Hükmet-Cemaat kavgası sonrası AKP’den ayrıldıktan sonra Millet ve Adalet Partisi’ni (MİLAD) İdris Naim Şahin, Şırnak’ın Uludere İlçesi’nde 27 Aralık 2011’de F-16 savaş uçakları tarafından bombalanan 34 köylünün hayatını kaybettiği Roboski Katliamı ile ilgili yaptığı açıklamalar tartışma yarattı. 24 Kasım’da Meclis’te basın toplantısı düzenleyen dönemin AKP’li İçişleri Bakanı Şahin, üst düzey bir MİT görevlisinin, TSK’ya ısrarla “PKK’lı Bahoz Erdal sınırı geçiyor”diye bilgi verdiğini, bu bilgi üzerine vahim olayın yaşandığını belirtti. Bu açıklama hem Roboski katliamını hem de soruşturma dosyasını yeniden gündeme getirdi. Dosyanın müdahil avukatı Diyarbakır Barosu Başkanı Tahir Elçi, Meclis İnsan Hakları Uludere Alt Komisyonu üyesi HDP’li vekil Ertuğrul Kürkçü, soruşturmanın yeniden gözden geçirilmesini, belgelerin incelenmesini istiyor.
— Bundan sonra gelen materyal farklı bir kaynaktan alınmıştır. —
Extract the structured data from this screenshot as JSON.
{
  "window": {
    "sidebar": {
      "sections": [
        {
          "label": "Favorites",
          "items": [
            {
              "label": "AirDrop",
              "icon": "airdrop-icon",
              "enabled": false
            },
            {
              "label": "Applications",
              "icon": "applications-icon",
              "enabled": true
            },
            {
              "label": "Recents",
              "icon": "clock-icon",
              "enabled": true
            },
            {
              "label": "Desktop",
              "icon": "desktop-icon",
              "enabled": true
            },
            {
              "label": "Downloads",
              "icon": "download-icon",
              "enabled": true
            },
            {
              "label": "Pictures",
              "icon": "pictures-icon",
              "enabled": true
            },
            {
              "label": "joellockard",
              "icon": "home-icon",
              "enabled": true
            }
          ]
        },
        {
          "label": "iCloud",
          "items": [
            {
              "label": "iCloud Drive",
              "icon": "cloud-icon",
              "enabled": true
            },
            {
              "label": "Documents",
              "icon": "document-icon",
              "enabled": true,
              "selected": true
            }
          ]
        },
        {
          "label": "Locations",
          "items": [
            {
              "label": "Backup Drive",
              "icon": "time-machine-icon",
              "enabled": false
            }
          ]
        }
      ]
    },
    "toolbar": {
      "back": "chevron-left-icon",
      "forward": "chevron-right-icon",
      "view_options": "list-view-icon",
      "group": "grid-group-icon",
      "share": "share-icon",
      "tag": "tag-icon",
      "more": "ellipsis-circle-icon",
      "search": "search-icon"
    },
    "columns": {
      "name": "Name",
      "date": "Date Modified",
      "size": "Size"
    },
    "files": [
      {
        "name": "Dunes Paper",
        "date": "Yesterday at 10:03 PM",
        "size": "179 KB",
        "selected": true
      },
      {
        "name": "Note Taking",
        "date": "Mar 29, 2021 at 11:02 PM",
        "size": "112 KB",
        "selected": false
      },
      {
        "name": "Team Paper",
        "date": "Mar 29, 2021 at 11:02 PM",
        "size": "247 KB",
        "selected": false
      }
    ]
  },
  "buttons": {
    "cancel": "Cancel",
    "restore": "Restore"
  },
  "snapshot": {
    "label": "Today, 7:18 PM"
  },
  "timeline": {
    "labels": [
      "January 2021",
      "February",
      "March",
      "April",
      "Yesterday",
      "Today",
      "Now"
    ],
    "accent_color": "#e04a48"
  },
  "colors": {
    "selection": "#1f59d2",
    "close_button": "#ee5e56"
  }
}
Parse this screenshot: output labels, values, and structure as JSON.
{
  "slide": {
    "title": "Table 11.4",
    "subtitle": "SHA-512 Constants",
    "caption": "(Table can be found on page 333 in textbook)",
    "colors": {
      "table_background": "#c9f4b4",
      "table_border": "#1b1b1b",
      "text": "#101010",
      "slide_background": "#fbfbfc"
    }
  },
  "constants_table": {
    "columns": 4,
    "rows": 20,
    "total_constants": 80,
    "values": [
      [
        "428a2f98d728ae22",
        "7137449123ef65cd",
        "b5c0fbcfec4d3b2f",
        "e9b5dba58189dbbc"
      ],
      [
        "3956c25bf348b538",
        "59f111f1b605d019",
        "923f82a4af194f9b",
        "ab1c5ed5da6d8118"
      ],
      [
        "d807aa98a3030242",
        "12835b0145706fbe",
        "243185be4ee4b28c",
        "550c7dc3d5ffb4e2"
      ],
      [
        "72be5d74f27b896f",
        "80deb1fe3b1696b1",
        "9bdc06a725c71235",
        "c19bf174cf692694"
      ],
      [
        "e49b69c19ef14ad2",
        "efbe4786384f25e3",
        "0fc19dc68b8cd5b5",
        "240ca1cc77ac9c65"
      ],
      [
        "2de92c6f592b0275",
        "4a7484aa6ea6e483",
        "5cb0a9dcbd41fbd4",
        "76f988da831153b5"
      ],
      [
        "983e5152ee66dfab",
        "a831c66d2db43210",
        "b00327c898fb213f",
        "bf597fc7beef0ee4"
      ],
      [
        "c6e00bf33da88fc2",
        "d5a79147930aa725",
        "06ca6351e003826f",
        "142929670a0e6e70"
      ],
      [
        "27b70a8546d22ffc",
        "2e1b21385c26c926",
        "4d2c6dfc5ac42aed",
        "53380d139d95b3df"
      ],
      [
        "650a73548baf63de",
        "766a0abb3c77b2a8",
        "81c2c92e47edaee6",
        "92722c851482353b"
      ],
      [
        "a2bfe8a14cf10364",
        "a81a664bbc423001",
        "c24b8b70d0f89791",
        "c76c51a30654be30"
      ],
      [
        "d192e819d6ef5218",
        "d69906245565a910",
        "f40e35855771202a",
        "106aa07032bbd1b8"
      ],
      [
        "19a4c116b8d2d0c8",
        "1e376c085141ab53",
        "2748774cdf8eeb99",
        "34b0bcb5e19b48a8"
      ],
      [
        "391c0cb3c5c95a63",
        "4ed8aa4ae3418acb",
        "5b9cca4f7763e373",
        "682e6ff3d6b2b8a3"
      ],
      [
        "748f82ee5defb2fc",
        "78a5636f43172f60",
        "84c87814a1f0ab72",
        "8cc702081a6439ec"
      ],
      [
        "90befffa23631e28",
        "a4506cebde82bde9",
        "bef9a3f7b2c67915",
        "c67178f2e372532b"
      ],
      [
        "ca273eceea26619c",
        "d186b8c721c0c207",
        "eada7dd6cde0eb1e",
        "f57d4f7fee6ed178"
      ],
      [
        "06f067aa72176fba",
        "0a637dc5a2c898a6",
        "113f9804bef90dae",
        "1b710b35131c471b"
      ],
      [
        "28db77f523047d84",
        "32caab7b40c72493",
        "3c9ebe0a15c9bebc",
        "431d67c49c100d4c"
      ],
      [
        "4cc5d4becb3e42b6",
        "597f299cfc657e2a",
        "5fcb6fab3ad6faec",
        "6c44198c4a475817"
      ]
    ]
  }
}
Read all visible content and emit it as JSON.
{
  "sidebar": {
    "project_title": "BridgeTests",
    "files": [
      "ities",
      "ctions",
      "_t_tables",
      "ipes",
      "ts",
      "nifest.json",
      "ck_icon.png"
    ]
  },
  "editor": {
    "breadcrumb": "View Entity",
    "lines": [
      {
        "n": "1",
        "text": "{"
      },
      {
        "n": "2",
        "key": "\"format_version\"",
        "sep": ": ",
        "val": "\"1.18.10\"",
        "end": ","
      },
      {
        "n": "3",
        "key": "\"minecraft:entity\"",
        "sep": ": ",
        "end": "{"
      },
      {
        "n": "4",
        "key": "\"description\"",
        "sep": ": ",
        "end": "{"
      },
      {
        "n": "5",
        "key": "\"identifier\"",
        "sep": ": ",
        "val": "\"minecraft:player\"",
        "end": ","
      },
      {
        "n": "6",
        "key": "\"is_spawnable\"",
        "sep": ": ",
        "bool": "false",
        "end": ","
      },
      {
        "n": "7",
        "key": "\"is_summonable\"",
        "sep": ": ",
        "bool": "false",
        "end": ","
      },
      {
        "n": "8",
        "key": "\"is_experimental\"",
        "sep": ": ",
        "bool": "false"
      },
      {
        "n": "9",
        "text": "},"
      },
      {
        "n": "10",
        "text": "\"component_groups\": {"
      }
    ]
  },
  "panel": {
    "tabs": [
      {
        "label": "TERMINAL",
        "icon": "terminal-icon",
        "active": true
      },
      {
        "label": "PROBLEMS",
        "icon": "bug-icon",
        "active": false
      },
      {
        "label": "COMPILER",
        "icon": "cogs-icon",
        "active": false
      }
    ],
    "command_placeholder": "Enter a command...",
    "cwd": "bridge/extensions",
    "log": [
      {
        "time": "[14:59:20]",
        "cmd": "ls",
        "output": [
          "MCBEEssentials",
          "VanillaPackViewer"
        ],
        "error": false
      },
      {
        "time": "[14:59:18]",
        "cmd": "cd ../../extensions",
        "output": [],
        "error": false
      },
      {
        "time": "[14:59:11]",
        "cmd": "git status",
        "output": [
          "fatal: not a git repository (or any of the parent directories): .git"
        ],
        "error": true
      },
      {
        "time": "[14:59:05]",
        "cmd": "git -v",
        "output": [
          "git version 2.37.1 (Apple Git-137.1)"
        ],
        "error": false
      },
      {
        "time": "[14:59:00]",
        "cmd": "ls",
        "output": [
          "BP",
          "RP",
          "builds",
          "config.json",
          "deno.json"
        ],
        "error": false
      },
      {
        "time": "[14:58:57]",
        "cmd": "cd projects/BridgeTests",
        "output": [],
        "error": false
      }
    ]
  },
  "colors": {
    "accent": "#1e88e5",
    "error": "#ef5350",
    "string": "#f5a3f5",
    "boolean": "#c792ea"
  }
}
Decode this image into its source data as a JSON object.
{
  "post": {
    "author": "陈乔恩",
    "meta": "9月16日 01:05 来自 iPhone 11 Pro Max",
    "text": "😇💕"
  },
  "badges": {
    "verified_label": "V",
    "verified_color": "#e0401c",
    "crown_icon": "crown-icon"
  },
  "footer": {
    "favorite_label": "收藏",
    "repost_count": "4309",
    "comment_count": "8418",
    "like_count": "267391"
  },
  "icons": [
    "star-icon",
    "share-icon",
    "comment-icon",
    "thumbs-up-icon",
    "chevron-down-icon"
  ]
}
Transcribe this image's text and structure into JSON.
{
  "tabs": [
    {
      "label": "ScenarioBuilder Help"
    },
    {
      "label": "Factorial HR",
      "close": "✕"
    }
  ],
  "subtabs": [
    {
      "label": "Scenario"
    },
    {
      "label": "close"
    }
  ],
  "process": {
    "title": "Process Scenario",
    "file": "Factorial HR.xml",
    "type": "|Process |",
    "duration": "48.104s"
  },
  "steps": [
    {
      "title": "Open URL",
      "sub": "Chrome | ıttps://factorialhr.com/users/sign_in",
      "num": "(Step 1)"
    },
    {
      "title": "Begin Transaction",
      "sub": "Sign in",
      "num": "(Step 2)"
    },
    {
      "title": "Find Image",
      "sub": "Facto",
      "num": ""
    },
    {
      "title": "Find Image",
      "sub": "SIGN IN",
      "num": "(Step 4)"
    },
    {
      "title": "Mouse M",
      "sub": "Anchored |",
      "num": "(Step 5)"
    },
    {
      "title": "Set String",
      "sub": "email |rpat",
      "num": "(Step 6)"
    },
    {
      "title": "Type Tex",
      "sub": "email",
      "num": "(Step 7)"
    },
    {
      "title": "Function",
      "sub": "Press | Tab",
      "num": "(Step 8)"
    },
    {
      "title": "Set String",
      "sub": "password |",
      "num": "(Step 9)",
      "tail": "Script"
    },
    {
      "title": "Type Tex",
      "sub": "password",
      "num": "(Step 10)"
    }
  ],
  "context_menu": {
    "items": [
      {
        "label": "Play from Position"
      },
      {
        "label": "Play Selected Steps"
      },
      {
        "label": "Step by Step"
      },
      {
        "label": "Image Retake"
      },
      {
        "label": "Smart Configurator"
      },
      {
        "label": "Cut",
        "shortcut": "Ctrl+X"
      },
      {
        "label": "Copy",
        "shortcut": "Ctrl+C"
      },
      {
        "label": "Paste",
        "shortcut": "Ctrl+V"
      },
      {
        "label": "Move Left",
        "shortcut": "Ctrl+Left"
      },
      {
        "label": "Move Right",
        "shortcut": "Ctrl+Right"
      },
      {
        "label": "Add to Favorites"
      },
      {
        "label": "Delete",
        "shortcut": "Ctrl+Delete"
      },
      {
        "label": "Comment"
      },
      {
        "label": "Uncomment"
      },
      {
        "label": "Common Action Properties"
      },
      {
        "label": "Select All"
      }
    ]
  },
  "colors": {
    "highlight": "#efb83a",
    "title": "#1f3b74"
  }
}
Tuğba Merazarkalı ve Mustafa Gürlek’in Zaman’daki haberine göre siyaset, hukuk çevreleri ile güvenlik uzmanlarının, Şahin’in açıklamaları üzerine yeniden gündeme gelen Uludere faciasıyla ilgili açıklamaları şöyle:

ULUDERE, BÖLÜNME SÜRECİNİN BAŞLANGIÇ NOKTALARINDAN BİRİSİYDİ

BBP Genel Başkanı Mustafa Destici: Uludere’nin sonuçlarına baktığımız zaman burada PKK’nın ve PKK ile iş tutanların kazandığını ama devletin TSK’nın ve milletin mağdur edildiğini görüyoruz. Ben o zaman da şunu söylemiştim, eğer bunlar kaçakçı ise bu insanların havadan bombalanması; ne insanî ne İslamî ne de hukukîdir. İçlerinde terörist unsurlar olsa bile madem tespit edilmişler, beklenir, etrafları çevrilir, teslim ol çağrısı yapılır. Teslim olmazlarsa etkisiz hale getirilir, demiştim. Olayın mutlaka aydınlatılması, netleştirilmesi, bunu kim yapmışsa PKK’ya hizmet ettiğinin ortaya çıkarılması gerekiyor. O günlerde bana temsilci gönderip de yani olayın öyle olmadığı, olayın farklı olduğunu anlatma gereği hisseden hükümet daha sonra hem Meclis Araştırma Komisyonu’nda hem de kendi ajandasında bu sürecin üstünü örttü. Ve neticede şimdi bölünme süreci olarak adlandırdığımız bu çözülme süreciyle birlikte tamamen Uludere işini gündemden çıkardı. Çünkü Uludere, bölünme sürecinin başlangıç noktalarından birisiydi. TSK bu işin altında bırakılarak bir itibarsızlaştırma operasyonu yapıldı.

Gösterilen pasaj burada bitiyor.